Mae Sot is located on the western border of Thailand with Myanmar, stretching to reach the Sangklaburi province.

The town of Mae Sot is a busy border town, located just 5km from the border. At present (August 2003) the border is open for a day crossing, but sometimes it is closed depending on the current political and military situation. In any case, the local people are always crossing the river to trade goods from teak to gems to Burmese banana leaf cigars.

Dozens of ethnic groups live in this area and on any day one can easily run into 4 or 5 different exotic hats and faces. The Karen, Hmong, Yao, Lahu, Buddhist and Muslim Burmese all live together in this frontier town speaking different languages, wearing different clothes, eating different foods, and dancing different dances. It's a fascinating place to walk around and learn about many cultures and peoples.
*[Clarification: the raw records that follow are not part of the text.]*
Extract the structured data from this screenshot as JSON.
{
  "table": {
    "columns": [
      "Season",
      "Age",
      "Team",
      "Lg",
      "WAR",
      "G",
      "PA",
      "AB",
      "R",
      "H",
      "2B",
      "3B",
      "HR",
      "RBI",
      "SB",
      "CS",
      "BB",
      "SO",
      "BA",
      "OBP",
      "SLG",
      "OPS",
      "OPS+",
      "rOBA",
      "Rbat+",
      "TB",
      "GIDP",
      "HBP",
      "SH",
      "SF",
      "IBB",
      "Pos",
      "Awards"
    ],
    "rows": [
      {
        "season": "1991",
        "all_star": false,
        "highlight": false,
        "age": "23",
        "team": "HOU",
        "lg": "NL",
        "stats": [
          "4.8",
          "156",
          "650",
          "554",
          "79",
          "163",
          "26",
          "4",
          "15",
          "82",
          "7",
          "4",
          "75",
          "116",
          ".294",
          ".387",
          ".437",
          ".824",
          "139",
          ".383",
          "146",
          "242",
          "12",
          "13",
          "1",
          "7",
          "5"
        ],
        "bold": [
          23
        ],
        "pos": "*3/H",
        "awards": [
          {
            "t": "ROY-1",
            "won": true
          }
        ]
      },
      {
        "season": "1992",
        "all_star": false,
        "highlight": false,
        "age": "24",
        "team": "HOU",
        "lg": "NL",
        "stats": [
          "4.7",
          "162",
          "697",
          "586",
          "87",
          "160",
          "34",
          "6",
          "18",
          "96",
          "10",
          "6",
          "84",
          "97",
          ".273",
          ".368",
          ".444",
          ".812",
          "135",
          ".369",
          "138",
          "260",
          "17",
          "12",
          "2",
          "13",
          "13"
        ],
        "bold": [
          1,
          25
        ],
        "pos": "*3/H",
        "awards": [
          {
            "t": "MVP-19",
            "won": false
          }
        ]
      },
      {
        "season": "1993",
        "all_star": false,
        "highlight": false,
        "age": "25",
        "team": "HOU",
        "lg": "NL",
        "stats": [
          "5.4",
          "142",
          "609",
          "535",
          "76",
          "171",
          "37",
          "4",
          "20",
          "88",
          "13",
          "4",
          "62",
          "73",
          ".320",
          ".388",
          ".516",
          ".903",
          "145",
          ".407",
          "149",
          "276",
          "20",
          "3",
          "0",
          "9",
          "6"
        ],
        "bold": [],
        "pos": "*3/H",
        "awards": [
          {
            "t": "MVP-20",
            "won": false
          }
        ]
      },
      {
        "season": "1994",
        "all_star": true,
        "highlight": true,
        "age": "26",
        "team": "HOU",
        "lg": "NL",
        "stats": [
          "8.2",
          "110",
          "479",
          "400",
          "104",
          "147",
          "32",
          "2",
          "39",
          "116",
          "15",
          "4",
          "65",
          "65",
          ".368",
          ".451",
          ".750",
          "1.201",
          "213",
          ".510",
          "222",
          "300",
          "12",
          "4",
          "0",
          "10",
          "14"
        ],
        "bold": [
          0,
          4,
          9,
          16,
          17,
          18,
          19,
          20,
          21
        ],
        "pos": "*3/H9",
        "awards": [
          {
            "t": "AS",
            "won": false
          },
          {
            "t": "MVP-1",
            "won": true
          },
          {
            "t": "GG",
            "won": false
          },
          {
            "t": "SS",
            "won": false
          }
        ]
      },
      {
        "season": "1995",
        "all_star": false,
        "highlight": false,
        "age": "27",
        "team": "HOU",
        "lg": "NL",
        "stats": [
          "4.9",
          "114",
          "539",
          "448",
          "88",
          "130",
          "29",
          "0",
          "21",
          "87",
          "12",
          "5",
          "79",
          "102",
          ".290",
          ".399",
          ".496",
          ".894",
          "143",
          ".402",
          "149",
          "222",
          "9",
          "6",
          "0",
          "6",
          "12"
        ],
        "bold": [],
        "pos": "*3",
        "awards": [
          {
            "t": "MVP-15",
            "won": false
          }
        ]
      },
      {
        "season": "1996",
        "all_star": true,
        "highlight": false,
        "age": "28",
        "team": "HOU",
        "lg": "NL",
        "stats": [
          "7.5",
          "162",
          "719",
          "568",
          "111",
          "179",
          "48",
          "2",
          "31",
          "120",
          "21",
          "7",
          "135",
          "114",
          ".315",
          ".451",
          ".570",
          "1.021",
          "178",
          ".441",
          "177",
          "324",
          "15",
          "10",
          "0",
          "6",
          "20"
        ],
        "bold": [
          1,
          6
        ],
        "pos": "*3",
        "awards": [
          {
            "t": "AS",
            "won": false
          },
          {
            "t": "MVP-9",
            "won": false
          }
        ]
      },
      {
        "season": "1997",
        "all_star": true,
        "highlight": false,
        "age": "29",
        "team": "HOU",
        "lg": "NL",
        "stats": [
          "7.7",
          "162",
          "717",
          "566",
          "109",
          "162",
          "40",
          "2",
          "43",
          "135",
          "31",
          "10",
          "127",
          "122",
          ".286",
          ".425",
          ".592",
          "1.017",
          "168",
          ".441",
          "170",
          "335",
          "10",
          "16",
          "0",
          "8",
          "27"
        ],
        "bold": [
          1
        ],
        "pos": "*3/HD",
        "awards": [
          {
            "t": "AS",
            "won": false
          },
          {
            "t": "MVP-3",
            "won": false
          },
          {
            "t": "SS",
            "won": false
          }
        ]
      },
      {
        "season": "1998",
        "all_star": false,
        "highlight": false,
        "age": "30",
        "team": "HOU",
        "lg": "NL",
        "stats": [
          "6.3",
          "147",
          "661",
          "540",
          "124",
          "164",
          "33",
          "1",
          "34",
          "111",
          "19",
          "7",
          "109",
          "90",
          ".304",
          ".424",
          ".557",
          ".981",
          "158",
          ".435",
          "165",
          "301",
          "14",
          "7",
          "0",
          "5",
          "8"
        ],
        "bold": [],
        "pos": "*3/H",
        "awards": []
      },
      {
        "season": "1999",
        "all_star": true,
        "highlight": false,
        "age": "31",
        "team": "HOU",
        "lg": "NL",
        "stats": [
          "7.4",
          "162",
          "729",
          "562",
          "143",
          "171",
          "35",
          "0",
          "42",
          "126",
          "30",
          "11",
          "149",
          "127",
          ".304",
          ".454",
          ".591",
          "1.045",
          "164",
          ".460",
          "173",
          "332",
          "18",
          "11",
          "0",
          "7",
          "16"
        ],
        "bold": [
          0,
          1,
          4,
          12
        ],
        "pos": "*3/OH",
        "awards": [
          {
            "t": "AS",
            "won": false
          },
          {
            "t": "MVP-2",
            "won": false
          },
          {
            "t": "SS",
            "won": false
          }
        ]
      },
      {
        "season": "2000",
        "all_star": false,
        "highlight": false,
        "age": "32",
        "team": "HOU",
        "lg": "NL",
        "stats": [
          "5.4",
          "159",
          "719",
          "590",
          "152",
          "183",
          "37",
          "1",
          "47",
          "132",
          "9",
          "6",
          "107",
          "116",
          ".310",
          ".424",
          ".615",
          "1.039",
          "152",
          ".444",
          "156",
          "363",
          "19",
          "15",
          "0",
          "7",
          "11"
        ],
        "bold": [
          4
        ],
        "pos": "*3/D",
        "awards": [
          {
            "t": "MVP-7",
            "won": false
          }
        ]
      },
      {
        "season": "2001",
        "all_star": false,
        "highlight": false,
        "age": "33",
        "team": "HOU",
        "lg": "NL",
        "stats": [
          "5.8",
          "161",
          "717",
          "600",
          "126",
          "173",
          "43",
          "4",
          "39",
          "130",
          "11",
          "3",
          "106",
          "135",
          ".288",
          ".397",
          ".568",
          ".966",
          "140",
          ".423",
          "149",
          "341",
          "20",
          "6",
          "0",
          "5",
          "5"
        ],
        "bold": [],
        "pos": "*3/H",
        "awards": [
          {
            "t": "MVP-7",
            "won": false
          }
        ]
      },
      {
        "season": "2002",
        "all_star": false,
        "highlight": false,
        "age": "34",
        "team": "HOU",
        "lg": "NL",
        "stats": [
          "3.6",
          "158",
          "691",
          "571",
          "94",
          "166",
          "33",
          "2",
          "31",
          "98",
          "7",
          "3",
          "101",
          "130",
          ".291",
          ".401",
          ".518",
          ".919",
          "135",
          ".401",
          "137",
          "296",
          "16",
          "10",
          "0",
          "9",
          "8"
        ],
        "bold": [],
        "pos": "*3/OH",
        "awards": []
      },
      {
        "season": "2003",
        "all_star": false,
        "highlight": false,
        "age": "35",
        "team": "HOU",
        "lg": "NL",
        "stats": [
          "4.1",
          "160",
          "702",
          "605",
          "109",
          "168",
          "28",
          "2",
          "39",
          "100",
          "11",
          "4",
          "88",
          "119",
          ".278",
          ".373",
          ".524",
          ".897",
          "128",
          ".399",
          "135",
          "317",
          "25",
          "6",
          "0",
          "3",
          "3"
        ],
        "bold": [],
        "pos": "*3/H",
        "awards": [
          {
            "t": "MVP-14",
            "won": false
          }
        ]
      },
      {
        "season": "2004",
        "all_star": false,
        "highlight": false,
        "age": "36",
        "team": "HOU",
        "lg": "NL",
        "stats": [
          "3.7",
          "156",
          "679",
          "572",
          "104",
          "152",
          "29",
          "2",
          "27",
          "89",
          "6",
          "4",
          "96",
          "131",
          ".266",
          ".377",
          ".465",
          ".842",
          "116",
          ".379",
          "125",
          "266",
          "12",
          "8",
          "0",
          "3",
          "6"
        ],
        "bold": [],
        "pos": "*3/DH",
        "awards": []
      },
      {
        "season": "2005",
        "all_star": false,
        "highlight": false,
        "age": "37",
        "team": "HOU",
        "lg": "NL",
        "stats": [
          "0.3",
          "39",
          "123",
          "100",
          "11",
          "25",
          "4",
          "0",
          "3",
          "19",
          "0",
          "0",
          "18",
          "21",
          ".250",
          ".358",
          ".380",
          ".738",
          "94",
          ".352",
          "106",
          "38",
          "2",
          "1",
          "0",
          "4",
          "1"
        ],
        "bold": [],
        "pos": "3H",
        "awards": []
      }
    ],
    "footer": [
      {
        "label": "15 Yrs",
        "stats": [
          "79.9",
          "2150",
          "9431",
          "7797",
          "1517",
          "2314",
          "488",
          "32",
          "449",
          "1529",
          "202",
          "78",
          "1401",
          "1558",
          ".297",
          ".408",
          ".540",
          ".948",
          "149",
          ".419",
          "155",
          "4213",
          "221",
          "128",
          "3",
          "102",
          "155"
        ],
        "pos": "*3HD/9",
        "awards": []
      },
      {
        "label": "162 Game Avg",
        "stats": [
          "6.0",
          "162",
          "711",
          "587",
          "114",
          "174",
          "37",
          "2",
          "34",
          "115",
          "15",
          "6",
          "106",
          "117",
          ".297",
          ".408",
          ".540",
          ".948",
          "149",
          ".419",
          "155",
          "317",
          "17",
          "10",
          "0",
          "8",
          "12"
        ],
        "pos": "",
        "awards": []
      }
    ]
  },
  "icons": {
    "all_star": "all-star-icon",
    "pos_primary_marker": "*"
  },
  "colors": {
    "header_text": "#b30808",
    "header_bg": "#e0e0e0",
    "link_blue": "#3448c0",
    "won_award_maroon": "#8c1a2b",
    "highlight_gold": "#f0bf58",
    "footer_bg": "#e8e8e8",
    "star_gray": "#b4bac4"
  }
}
On the Myanmar side lies the little town of Myawaddy. Foreigners can only cross the border to enter Myanmar for day trips. No overnight stays and no travel further inside Myanmar is allowed.

Border fees. At the bridge the Thai immigration check-point will stamp foreign visitors' passports out of Thailand, and in when you come back.

The Myanmar authorities will keep your passport, and charge visitors $US 10 for border pass fee.


Driving North of Mae Sot, one reaches Mae Sariang town and district, through a no man's land road. The road follows the border all the way up, sometimes tracing the Moei river, which flows North along the border. Don't travel at night as you will encounter nearly a dozen military and police check-points, where you may be searched (this is a sensitive border area). You will certainly see nobody else.

It's worth bearing in mind that after a minibus was attacked by hand grenades on this road (around Tha Song Yang) in 1995, and the subsequent Karen fighting the road was under curfew at night for a couple of years. It is no longer prohibited to travel it by night, but not recommended.

The road is also in quite bad condition at a few places (with frequent landslides), and a normal vehicle (i.e. non 4WD or pick-up truck) might have difficulty during rainy season.


Passing the district of Tha Song Yang, there are large refugee camps. These are Karen (Christian Karens from Burma) that fled the country when they were overtaken by Bhuddist Karens allied to the Burmese army.

The refugee camps with 3 or 4 sections host over 10,000 refugees, in thatched roof huts on the flank of the mountain. The camp stretches on a few kilometers.


An interesting cave which you enter on one side, explore through and exit on the other side before you trek back to the car park in front of the cave. Consider one hour or more to explore this cave. Local Karen children can be your guide with flashlight for a modest fee.



Trekking and Rafting in Umphang

Umphang is a small district in the northwest of Thailand close to the Burmese border. It is 165 km south of Mae Sot and is reached by a scenic road which twists and turns through forests, hills and valleys.

Umphang is an undisturbed area for trekking where the people still maintain their traditional beliefs and ways of life. Its boundary connects with two national parks and three wildlife zones. This evergreen forest area is the largest and richest in Thailand, with a wealth of wildlife including monkeys, gibbons, bears, tigers and other wild cats, barking deer, giant squirrels, monitor lizards, and about 200 species of birds. Most treks or rafting trips descend on the Khlong river passing through the wildlife sanctuary.

River rafting along the Mae Klong river is nothing less than spectacular with beautiful scenery, waterfalls (including Thee Lor Su, the largest in Thailand), dramatic cliff faces and caves going deepl into the limestone mountains.